Donor-Funded Programs Need a New Compass: Beyond Legacy Tactics to the true need of modern apparel manufacturing





1 Oct 25



IIn the early decades of the apparel industry’s growth, donor-funded programs played a vital role. At a time when knowledge was scarce, skills limited, and industries just beginning to build capacity, these initiatives provided a foundation. Yet the structure of many such programs has largely remained unchanged, only the topics have shifted. Some implementation partners still replicate formats introduced decades ago, often without addressing today’s pressing needs. As a result, parts of this support remain confined to words and isolated initiatives, rather than creating pathways that ensure sustained job creation and worker wellbeing.


The industry is no longer in its formative stage. Apparel-exporting countries now face a new paradigm defined by market volatility, shrinking lead times, ESG compliance demands, and modern manufacturing systems. What worked in the past is no longer sufficient. The next era demands a new compass that directs donor-funded programs toward the true systemic needs of raising competitiveness, not tactical stopgaps.





Too many initiatives remain tactical and narrow, delivered as isolated interventions. While they may provide immediate knowledge transfer, they rarely dismantle deeper systemic barriers: reliance on outdated methods limited workforce adaptability rising cost structures and weak ESG integration.

To sustain these interventions, capacity-building programs often develop local service providers—yet even these are built on legacy techniques rather than creating a modern pool of expertise capable of driving the true needs.

Factories today do not simply need more training they need engineered solutions, resilient systems, and adaptable workforces capable of thriving amid turbulence. Yet too often, programs chase numerical targets rather than deliver real, lasting benefits.

For donor-funded programs to serve the industry’s future, they must evolve. Real support requires embedding capacity building within broader frameworks that connect people with engineered methods, build adaptable workforces, integrate ESG principles into practice, and place competitiveness at the core of outcomes. Unfortunately, the industry still lacks the depth of expertise to deliver on these needs, leaving many programs stuck in cycles of replication and legacy.

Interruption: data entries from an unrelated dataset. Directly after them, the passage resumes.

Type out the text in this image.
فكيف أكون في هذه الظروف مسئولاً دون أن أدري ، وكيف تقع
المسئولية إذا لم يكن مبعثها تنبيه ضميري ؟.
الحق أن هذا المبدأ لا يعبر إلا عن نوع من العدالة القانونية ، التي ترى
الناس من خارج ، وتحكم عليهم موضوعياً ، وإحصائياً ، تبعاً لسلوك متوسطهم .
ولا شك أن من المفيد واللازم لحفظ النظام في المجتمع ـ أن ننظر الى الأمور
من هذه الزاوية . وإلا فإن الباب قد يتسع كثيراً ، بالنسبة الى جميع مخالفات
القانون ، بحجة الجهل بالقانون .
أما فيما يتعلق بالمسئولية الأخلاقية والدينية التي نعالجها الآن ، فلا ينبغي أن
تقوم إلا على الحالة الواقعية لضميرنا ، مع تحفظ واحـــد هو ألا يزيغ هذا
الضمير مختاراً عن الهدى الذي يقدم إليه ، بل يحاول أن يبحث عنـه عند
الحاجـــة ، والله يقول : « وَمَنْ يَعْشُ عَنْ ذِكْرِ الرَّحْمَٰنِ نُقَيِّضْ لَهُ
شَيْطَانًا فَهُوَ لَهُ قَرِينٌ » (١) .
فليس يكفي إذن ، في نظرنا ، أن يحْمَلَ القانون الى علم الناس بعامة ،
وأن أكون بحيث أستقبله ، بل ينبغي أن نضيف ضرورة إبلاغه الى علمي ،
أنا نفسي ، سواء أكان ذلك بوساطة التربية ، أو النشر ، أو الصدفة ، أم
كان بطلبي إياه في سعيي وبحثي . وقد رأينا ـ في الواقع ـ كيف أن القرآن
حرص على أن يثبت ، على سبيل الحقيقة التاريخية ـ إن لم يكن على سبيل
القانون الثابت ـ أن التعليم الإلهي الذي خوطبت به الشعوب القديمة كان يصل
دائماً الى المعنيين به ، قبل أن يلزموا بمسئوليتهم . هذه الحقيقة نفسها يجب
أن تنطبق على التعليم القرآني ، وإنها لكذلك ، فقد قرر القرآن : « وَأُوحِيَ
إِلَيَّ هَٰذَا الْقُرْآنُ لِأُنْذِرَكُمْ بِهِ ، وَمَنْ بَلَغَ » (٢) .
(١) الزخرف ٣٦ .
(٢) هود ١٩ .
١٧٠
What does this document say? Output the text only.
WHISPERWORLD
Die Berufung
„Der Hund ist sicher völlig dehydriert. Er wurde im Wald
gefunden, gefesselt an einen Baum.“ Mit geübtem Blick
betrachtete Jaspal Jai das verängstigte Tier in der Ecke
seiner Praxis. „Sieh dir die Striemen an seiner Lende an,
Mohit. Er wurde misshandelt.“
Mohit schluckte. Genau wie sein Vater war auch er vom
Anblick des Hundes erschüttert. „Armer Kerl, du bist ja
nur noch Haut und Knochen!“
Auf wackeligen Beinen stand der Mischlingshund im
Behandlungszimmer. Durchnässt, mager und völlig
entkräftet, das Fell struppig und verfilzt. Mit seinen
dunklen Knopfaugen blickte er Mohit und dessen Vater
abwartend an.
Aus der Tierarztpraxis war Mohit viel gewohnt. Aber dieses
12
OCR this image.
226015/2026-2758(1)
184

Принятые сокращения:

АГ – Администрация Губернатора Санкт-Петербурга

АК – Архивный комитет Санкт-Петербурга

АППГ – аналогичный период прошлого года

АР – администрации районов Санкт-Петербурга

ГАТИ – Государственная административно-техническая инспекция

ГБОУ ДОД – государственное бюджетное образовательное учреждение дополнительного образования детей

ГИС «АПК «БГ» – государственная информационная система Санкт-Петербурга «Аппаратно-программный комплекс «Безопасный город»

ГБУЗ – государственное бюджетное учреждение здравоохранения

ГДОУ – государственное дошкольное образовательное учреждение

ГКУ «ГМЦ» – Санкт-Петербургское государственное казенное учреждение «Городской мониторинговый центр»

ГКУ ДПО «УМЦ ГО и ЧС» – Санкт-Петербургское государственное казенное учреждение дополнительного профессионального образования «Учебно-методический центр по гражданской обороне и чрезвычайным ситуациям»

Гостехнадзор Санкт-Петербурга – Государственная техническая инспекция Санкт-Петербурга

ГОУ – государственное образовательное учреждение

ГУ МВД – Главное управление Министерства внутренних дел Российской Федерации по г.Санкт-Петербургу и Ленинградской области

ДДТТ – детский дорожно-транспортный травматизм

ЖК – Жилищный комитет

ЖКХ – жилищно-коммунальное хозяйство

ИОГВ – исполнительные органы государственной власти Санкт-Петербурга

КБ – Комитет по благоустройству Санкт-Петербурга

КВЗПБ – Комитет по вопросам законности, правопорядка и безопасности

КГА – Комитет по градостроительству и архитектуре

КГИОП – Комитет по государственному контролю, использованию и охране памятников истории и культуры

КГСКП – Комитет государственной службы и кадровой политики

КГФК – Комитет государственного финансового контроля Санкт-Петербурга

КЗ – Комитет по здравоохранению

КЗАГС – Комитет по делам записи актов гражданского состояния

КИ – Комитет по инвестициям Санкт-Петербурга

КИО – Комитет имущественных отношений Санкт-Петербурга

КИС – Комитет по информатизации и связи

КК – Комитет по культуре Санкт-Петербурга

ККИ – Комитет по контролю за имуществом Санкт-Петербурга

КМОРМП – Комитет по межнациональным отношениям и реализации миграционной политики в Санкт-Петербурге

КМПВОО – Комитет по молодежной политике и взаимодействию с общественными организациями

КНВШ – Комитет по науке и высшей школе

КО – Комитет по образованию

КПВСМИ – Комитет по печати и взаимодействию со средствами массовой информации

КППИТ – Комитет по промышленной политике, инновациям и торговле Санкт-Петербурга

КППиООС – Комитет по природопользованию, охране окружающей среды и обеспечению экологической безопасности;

Without systemic alignment, donor-funded efforts risk being remembered as temporary extensions of foreign assistance rather than catalysts for sustainable change.

Only by recalibrating to this new compass can donor-funded programs move beyond being contributors of the past to becoming engines of competitiveness for modern apparel manufacturing.

The critical question is:
👕 Who sets this compass direction? And more importantly,
👕 Is there a national integrated development strategy to guide donor-funded programs toward meaningful contribution?